Start with the pandemic. We are now in a third wave – what are the implications of the vaccination drive taking longer than expected? Will delays or low adoption rates lead to the possibility of a fourth wave? If it picks up and runs ahead of schedule, how is that likely to affect the shape of the pandemic and business conditions?

“The big picture also includes things like global geopolitics and the oil price, the fourth industrial revolution, how technology is likely to change business, local politics and governance, and how various outcomes are likely to affect the economy,” says Alex. Once an SME has considered the main drivers of the big picture, the next step would be to decide which of them have the most impact on the business. 

“If you are in tourism, for example, these may include the pandemic’s impact on borders and tourists resuming international travel, local tourists and their tastes and buying power, the weather, and perhaps legislation specific to the industry. If you’re in hospitality, perhaps it is trading restrictions, food prices and consumer demand – more than a year into the pandemic we are all developing more insight to enable businesses to plan for the current wave of infections and the period beyond this when transmissions subside. Try to stick to the two main drivers most likely to impact your business,” he says.

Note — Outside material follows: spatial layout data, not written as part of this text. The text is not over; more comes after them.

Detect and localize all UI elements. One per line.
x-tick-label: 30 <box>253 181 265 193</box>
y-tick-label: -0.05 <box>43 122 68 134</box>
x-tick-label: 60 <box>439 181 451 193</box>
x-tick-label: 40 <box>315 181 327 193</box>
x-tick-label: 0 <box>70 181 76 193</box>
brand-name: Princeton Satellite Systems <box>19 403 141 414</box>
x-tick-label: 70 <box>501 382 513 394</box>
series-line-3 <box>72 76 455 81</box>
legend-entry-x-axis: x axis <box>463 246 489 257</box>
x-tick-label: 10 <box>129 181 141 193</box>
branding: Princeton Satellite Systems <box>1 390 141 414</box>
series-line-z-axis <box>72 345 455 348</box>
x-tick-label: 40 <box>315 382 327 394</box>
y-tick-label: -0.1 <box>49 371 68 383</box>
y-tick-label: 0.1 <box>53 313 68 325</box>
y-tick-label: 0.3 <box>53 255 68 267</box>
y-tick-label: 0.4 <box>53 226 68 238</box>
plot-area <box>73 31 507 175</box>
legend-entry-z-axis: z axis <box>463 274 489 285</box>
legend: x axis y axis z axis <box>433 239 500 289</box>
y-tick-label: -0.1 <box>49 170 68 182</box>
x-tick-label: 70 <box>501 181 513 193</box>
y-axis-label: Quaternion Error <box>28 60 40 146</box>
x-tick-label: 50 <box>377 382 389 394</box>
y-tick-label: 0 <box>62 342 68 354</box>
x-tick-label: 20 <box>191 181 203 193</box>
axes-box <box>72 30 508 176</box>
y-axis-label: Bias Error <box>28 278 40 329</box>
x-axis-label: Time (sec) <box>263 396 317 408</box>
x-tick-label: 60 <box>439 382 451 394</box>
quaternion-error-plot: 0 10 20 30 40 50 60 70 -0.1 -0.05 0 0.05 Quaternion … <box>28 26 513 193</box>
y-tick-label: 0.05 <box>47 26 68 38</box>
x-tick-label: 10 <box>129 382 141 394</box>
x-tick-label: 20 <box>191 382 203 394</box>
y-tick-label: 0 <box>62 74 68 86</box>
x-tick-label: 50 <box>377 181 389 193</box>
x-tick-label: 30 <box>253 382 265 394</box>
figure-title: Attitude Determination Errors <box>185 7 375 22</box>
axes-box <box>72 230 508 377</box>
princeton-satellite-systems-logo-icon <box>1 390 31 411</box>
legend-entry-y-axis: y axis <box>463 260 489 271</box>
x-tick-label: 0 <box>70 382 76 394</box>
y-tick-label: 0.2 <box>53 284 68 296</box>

Lastly, exercise resilience

Once the main drivers have been defined, draw up various scenarios that could reasonably play out, then consider how the business would react, and importantly, what needs to be in place to enable the business to make those calls. If a business requires a funding partner to help it scale during favourable scenarios, then building those relationships now, rather than reacting in the moment, makes the most strategic sense. 

“Carefully consider the implications of the different scenarios and start planning your strategy and goals, [while being] cognisant of these scenarios. It’s important not to feel as though every possible scenario and outcome should be analysed. Not only is this impossible, but it would become counterproductive,” says Alex.